A senior American trade officials says the U.S. Congress should be able to repeal a tax break for exporters before a European Union deadline, a move that would help prevent a trans-Atlantic trade war.

U.S. Under Secretary of Commerce Grant Aldonas says he thinks Congress is prepared early next year to repeal the Foreign Sales Corporation that gives a tax break to exporters. The law provides large exporters like Boeing or Caterpillar with considerable tax advantages.

The World Trade Organization has ruled the tax break violates trading rules, and authorized the European Union to impose $4 billion in retaliatory tariffs.

Another big trans-Atlantic trade dispute involves tariffs on imported steel, imposed by U.S. President George Bush in March 2002. The WTO has also ruled against this, and the EU responded by threatening to levy more than $2 billion in retaliatory tariffs on American goods.

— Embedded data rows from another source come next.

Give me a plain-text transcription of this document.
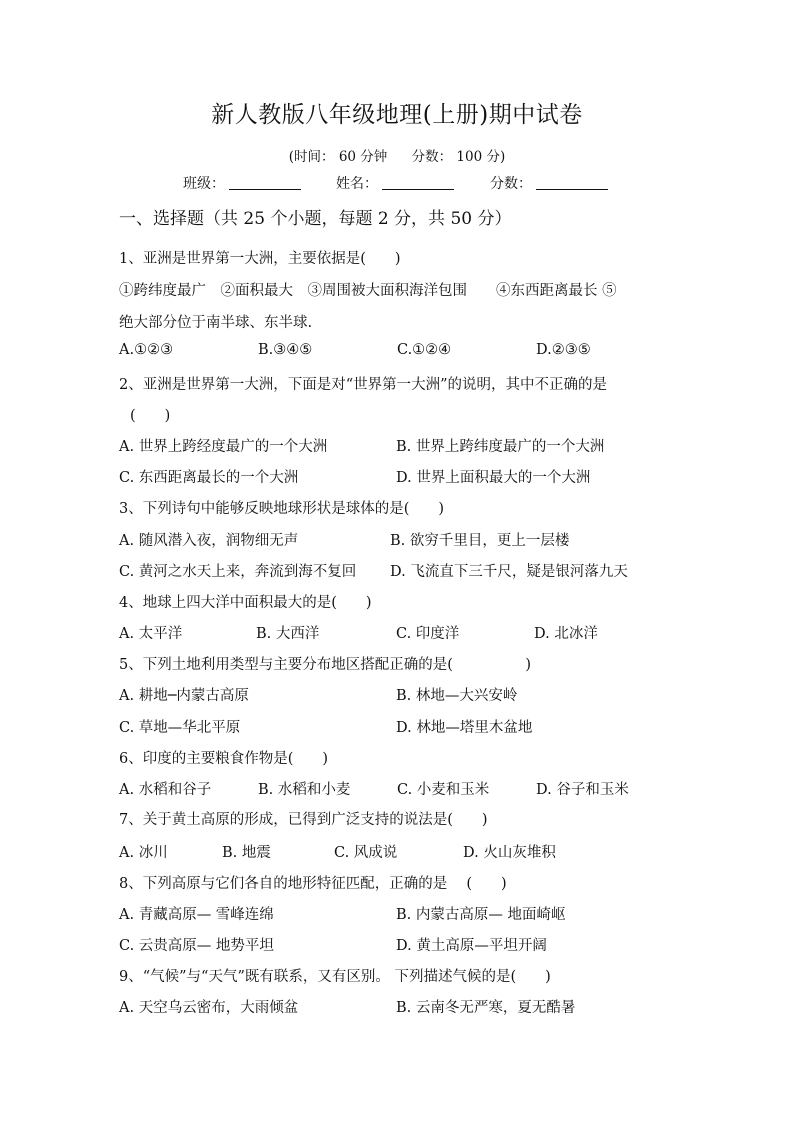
新人教版八年级地理(上册)期中试卷
(时间： 60 分钟 分数： 100 分)
班级：	姓名：	分数：
一、选择题（共 25 个小题，每题 2 分，共 50 分）
1、亚洲是世界第一大洲，主要依据是(　　)
①跨纬度最广　②面积最大　③周围被大面积海洋包围　　④东西距离最长 ⑤
绝大部分位于南半球、东半球.
A.①②③	B.③④⑤	C.①②④	D.②③⑤
2、亚洲是世界第一大洲，下面是对“世界第一大洲”的说明，其中不正确的是
(　　)
A. 世界上跨经度最广的一个大洲	B. 世界上跨纬度最广的一个大洲
C. 东西距离最长的一个大洲	D. 世界上面积最大的一个大洲
3、下列诗句中能够反映地球形状是球体的是(　　)
A. 随风潜入夜，润物细无声	B. 欲穷千里目，更上一层楼
C. 黄河之水天上来，奔流到海不复回 D. 飞流直下三千尺，疑是银河落九天
4、地球上四大洋中面积最大的是(　　)
A. 太平洋	B. 大西洋	C. 印度洋	D. 北冰洋
5、下列土地利用类型与主要分布地区搭配正确的是(　　　　　)
A. 耕地─内蒙古高原	B. 林地—大兴安岭
C. 草地—华北平原	D. 林地—塔里木盆地
6、印度的主要粮食作物是(　　)
A. 水稻和谷子	B. 水稻和小麦	C. 小麦和玉米	D. 谷子和玉米
7、关于黄土高原的形成，已得到广泛支持的说法是(　　)
A. 冰川	B. 地震	C. 风成说	D. 火山灰堆积
8、下列高原与它们各自的地形特征匹配，正确的是　 (　　)
A. 青藏高原— 雪峰连绵	B. 内蒙古高原— 地面崎岖
C. 云贵高原— 地势平坦	D. 黄土高原—平坦开阔
9、“气候”与“天气”既有联系，又有区别。 下列描述气候的是(　　)
A. 天空乌云密布，大雨倾盆	B. 云南冬无严寒，夏无酷暑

Mr. Aldonas, speaking to reporters in Brussels, gave no timetable on the steel issue, but said that President Bush has to decide on how far the U.S. steel industry has restructured under the tariff support, and on meeting U.S. obligations under the WTO. While some U.S. steel manufacturers want to keep the tariffs, companies using steel are opposed to them.

Mr. Aldonas has denied that the Bush administration is using trade laws to gain political advantage ahead of next year's presidential elections. He says the trade disputes are costly, citing a dispute over genetically modified organisms that, he says, has cost U.S. producers billions of dollars. He argues that the EU and Washington should cooperate more in their trade relations as an example to other WTO members.